Apollo 15 was the ninth crewed mission in the US Apollo program, and the fourth mission to land on the Moon. Apollo 15 saw the first use of the Lunar Roving Vehicle.
Al’s Apollo 15 Transposition, Docking and Extraction of the Lunar Module
The mission launched on July 26, 1971, and splashed down on August 7, with the lunar surface exploration taking place between July 30 and August 2. Commander David Scott and Lunar Module Pilot James Irwin landed near Hadley Rille and explored the local area using the rover, allowing them to travel further from the lunar module than had been possible on previous missions. They spent 181⁄2 hours on the Moon’s surface on extravehicular activity (EVA), and collected 170 pounds (77 kg) of surface material.

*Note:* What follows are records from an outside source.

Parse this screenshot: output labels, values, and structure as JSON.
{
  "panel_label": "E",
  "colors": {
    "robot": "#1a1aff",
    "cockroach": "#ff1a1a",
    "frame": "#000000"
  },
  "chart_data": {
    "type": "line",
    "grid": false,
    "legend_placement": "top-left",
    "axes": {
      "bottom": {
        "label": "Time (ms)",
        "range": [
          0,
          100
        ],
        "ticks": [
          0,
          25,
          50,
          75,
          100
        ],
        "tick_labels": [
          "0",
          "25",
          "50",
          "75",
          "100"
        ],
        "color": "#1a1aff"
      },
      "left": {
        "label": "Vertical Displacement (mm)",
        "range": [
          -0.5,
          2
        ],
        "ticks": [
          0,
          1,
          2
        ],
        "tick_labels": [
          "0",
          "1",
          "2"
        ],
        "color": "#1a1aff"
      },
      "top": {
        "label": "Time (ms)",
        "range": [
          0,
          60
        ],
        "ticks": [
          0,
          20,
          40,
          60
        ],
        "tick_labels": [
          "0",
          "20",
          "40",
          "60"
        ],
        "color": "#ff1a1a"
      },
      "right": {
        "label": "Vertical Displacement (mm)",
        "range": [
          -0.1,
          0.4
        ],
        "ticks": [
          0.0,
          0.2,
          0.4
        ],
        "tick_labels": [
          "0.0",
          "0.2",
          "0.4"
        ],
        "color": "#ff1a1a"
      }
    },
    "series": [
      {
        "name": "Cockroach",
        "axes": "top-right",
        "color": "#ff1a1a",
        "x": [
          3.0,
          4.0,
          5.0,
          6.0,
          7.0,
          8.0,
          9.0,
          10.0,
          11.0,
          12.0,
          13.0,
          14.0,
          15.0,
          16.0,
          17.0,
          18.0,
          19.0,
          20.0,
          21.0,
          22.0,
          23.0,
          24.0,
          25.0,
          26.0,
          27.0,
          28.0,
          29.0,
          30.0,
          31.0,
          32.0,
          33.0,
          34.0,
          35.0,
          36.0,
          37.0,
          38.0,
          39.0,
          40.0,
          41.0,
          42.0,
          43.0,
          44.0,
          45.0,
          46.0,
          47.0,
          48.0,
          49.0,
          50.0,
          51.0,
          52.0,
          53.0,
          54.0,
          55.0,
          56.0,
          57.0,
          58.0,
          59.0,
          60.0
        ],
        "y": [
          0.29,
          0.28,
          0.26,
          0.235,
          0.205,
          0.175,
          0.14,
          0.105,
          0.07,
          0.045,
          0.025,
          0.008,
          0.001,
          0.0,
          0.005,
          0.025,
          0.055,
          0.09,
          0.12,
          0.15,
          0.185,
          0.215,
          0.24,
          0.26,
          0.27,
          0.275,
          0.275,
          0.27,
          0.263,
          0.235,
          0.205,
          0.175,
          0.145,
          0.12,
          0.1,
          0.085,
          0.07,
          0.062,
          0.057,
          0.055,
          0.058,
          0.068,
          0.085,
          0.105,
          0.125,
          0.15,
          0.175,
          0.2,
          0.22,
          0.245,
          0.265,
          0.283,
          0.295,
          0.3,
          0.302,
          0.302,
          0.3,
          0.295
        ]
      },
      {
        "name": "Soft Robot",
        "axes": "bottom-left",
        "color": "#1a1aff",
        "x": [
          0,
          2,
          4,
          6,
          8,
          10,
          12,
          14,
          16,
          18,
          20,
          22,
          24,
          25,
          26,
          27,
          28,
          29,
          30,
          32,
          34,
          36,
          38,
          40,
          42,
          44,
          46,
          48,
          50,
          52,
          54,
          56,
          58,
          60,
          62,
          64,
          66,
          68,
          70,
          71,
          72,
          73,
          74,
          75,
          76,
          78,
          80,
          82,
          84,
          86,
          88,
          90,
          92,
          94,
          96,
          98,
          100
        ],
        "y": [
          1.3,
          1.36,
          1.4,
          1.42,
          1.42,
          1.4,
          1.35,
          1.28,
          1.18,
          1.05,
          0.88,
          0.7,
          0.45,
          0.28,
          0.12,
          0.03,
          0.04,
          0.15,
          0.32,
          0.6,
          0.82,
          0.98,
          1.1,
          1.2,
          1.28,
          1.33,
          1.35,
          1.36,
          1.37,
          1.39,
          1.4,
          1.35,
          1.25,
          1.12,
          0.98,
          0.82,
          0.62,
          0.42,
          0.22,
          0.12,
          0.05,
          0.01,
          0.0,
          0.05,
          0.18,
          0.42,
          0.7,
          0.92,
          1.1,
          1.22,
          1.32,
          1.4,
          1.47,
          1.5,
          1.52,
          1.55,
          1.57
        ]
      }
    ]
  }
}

At the same time, Command Module Pilot Alfred Worden orbited the Moon, operating the sensors in the SIM bay of the service module. This suite of instruments collected data on the Moon and its environment using a panoramic camera, a gamma-ray spectrometer, a mapping camera, a laser altimeter, a mass spectrometer, and a lunar subsatellite deployed at the end of the moonwalks. The lunar module returned safely to the command module, and at the end of Apollo 15’s 74th lunar orbit the engine was fired for the journey home. During the return trip Al Worden performed the first deep space spacewalk.
Al Worden’s Deep Space EVA
The Apollo 15 mission splashed down safely on August 7 despite the loss of one of its three parachutes.
Al Worden often recounted: “I could see fuel leaking as we descended, which disintegrated the first parachute on contact. I also watched as holes started to appear in the second. Thankfully we splashed down before another chute failed.”
The mission accomplished its goals but was marred by negative publicity the following year when it emerged that the crew had carried unauthorized postal covers to the lunar surface, some of which were sold by a West German stamp dealer. The members of the crew were reprimanded for poor judgment, and did not fly in space again. Apollo 15 is also remembered for the discovery of the Genesis Rock, and for Scott’s use of a hammer and a feather to validate Galileo’s theory that absent air resistance, objects drop at the same rate due to gravity.